2 thoughts on “Prison Time for Killing Worker in Trench Collapses”
  1. If we put 5 small/medium sized construction company owners in jail each of the next 10 years and then measured trench fatalities in the proceeding years, would we see statistically significant declines in trench-related fatalities? US jails are overflowing. DUI-related fatalities have increased over the past 5 years despite some states having in place mandatory jail time for offenses. In some states, driving 20-30 mph over the speed limit is a misdemeanor offense that can result in up to one year in jail time. Although jail time is unlikely, a huge fine is likely, and how effective is that threat at getting people to slow down? Anyone who has managed people in manufacturing and construction knows that threatening termination is a relatively ineffective means of changing behavior.

    Years ago I would have been jumping for joy at the news of someone convicted like this. Now I see how meaningless it is. In safety terms, we are only addressing the part of the iceberg above the water line. Trench-related deaths are not simply the result of ‘evil people” who need to be put in jail. Are there unethical people out there running companies?. Sure. But there are a lot of “good people” doing arguably unethical things and certainly things in violation of safety standards. Why? Because safety issues can often be traced back to systems-related issues, right? This approach of throwing small company owners in jails is akin to the ‘fire the employee” approach many companies have used after incidents. Employee behaviors were simply symptoms of much deeper systems issues that drove those behaviors.

    Every evil construction company manager thrown in jail will simply be replaced by another one OR a good guy who cuts corners to stay afloat in business because the system forces him to do so. Why does the system force him? If you don’t understand why, ask the owner of a small construction business. I ran a contractor safety council in the chemical industry and “lack of a level playing field in bidding” was the biggest complaint I heard by far.

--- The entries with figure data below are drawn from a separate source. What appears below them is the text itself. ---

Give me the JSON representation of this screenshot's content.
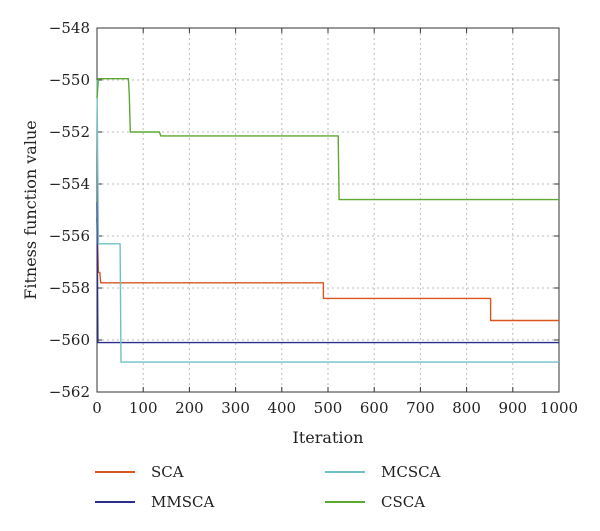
{
  "chart_data": {
    "type": "line",
    "title": "",
    "xlabel": "Iteration",
    "ylabel": "Fitness function value",
    "xlim": [
      0,
      1000
    ],
    "ylim": [
      -562,
      -548
    ],
    "xticks": [
      0,
      100,
      200,
      300,
      400,
      500,
      600,
      700,
      800,
      900,
      1000
    ],
    "yticks": [
      -548,
      -550,
      -552,
      -554,
      -556,
      -558,
      -560,
      -562
    ],
    "xtick_labels": [
      "0",
      "100",
      "200",
      "300",
      "400",
      "500",
      "600",
      "700",
      "800",
      "900",
      "1000"
    ],
    "ytick_labels": [
      "−548",
      "−550",
      "−552",
      "−554",
      "−556",
      "−558",
      "−560",
      "−562"
    ],
    "grid": true,
    "legend_position": "bottom",
    "series": [
      {
        "name": "SCA",
        "color": "#d9541e",
        "points": [
          [
            0,
            -555.3
          ],
          [
            3,
            -557.4
          ],
          [
            6,
            -557.4
          ],
          [
            8,
            -557.8
          ],
          [
            490,
            -557.8
          ],
          [
            490,
            -558.4
          ],
          [
            852,
            -558.4
          ],
          [
            852,
            -559.25
          ],
          [
            1000,
            -559.25
          ]
        ]
      },
      {
        "name": "MMSCA",
        "color": "#2b2e8c",
        "points": [
          [
            0,
            -554.7
          ],
          [
            2,
            -560.1
          ],
          [
            1000,
            -560.1
          ]
        ]
      },
      {
        "name": "MCSCA",
        "color": "#6fc1c6",
        "points": [
          [
            0,
            -550.0
          ],
          [
            3,
            -556.3
          ],
          [
            50,
            -556.3
          ],
          [
            52,
            -560.85
          ],
          [
            1000,
            -560.85
          ]
        ]
      },
      {
        "name": "CSCA",
        "color": "#5da832",
        "points": [
          [
            0,
            -550.7
          ],
          [
            3,
            -549.95
          ],
          [
            68,
            -549.95
          ],
          [
            70,
            -550.6
          ],
          [
            72,
            -552.0
          ],
          [
            135,
            -552.0
          ],
          [
            138,
            -552.15
          ],
          [
            522,
            -552.15
          ],
          [
            524,
            -554.6
          ],
          [
            1000,
            -554.6
          ]
        ]
      }
    ]
  }
}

Companies who spent money on training and safety were often not rewarded for doing so. The cheap guy got the project.

    Most employees are good people who sometimes do bad things, ie violate safety rules. Punishing them doesn’t solve the problem. Likewise most construction company owners/managers are good people who sometimes do bad things ie allow their workers to work in unsafe conditions. Until we address the system issues driving them to behave as such, nothing will change. Some of these forces are out of their control. I think most safety pros today would agree with the employee statement above. But some still have a hangup about company owners. They are greedy, uncaring people who put profits over their employees. It’s not that simple.